Notícias do Sindicato
O pós-pandemia e as reformas constitucionais
5 de julho de 2020Nesses tempos atuais, de grande incerteza para todas as nações, fruto da paralisação das atividades econômicas imposta pelo isolamento social provocado pela contaminação em massa pelo covid-19 (Sars-Cov-2), nosso país vem sofrendo um duro golpe em sua economia. Não bastassem os desencontros entre o governo federal e os entes subnacionais, com políticas divergentes sobre a condução das medidas sanitárias, estávamos, pelo menos, antes do início das medidas restritivas, em articulação no Congresso Nacional, tratando das medidas de ajuste fiscal, propostas pelo Ministério da Economia.

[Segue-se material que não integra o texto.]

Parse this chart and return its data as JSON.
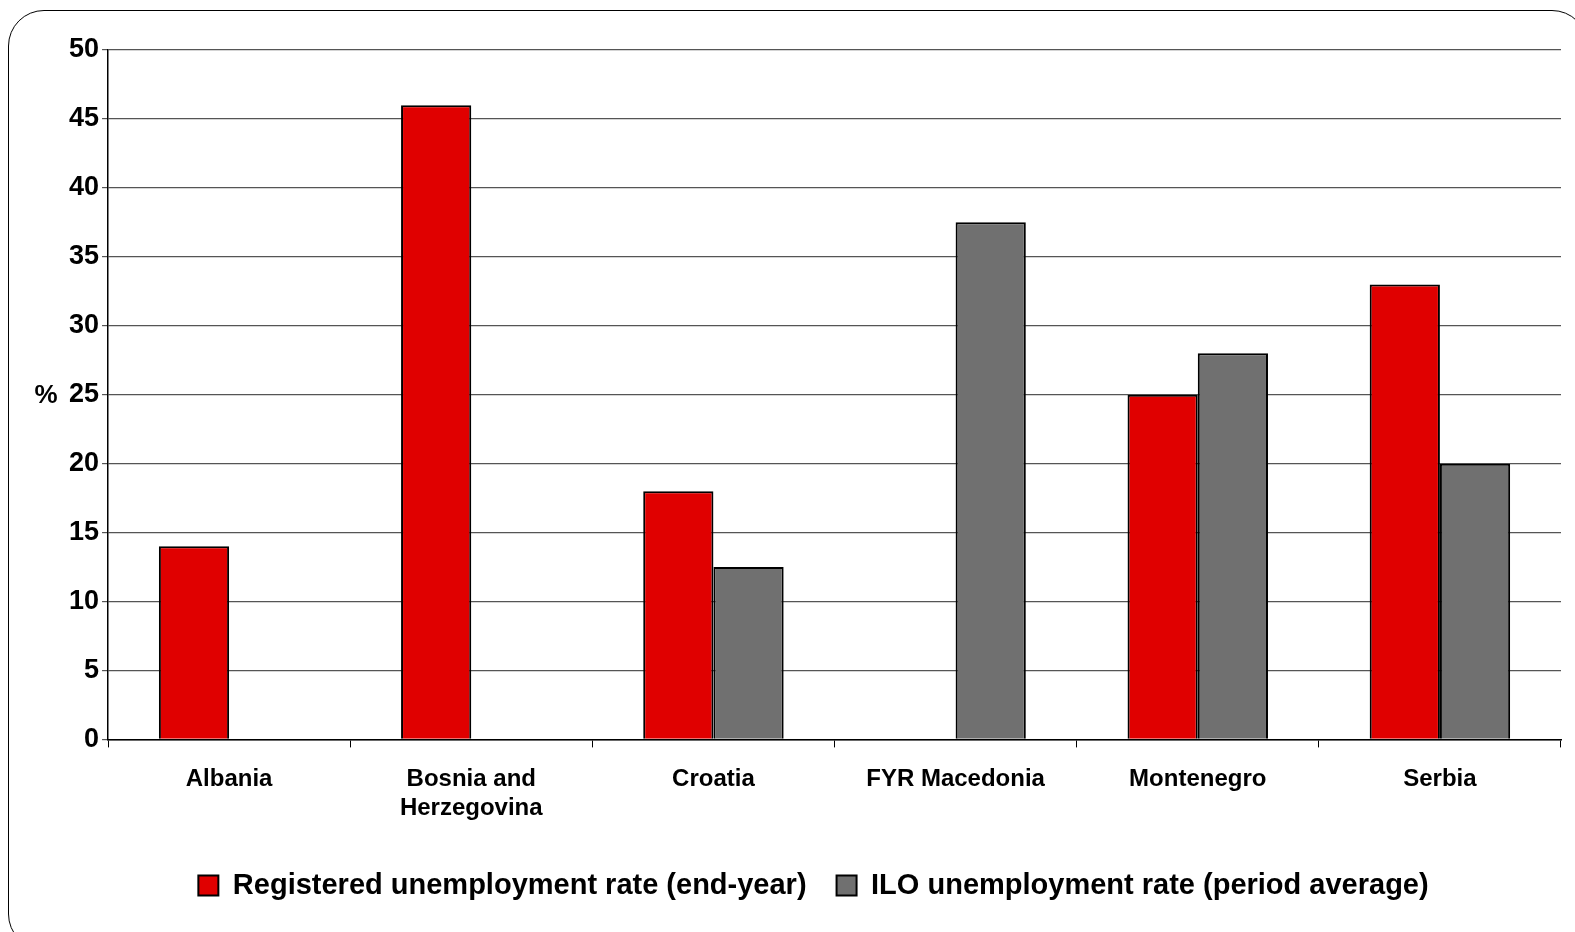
{
  "chart_data": {
    "type": "bar",
    "ylabel": "%",
    "categories": [
      "Albania",
      "Bosnia and Herzegovina",
      "Croatia",
      "FYR Macedonia",
      "Montenegro",
      "Serbia"
    ],
    "series": [
      {
        "name": "Registered unemployment rate (end-year)",
        "color": "#e00000",
        "values": [
          14,
          46,
          18,
          null,
          25,
          33
        ]
      },
      {
        "name": "ILO unemployment rate (period average)",
        "color": "#707070",
        "values": [
          null,
          null,
          12.5,
          37.5,
          28,
          20
        ]
      }
    ],
    "ylim": [
      0,
      50
    ],
    "yticks": [
      0,
      5,
      10,
      15,
      20,
      25,
      30,
      35,
      40,
      45,
      50
    ],
    "grid": "y",
    "legend": "bottom"
  }
}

Uma coisa que a covid-19 mostrou a todos é que a política do estado mínimo, defendida pelos liberais que estavam à frente daquele ministério, se mostrou um desastre. De repente, o mundo inteiro percebeu que o que realmente importa é a vida do indivíduo, não os tão propagados modelos econômicos que visam o equilíbrio fiscal acima de qualquer coisa. Esse tipo de conduta levou ao sucateamento do Sistema Único de Saúde, e, assim, todos descobrimos que não estávamos preparados para cuidar de nosso povo. Não tínhamos UTIs suficientes nem respiradores, muito menos equipamentos de proteção individual como máscaras em quantidade suficiente para os profissionais de saúde. Assim, aquele discurso da equipe econômica do governo federal caiu no vazio, e o importante deixou de ser a busca por “superávits primários” ou ainda pelo imperativo da “regra de ouro”.
Constatamos que o que mais se precisava agora no Brasil era salvar vidas, pois sem elas não existiria país como nação e muito menos uma economia. Em razão dessa guinada nas prioridades, as Reformas, principalmente a Administrativa, e as propostas de redução de salário de servidores subiram no telhado. Foram engavetadas, pelo menos, temporariamente, sendo quase nula qualquer chance de tentar retornar à pauta esse ano. Diferentemente disso, a Reforma Tributária ganha força na discussão e as propostas que estão na mesa do Congresso Nacional são as PECs 45 e 110, a primeira de autoria do deputado Baleia Rossi (MDB-SP) e a segunda do senador Davi Alcolumbre (DEM-AP).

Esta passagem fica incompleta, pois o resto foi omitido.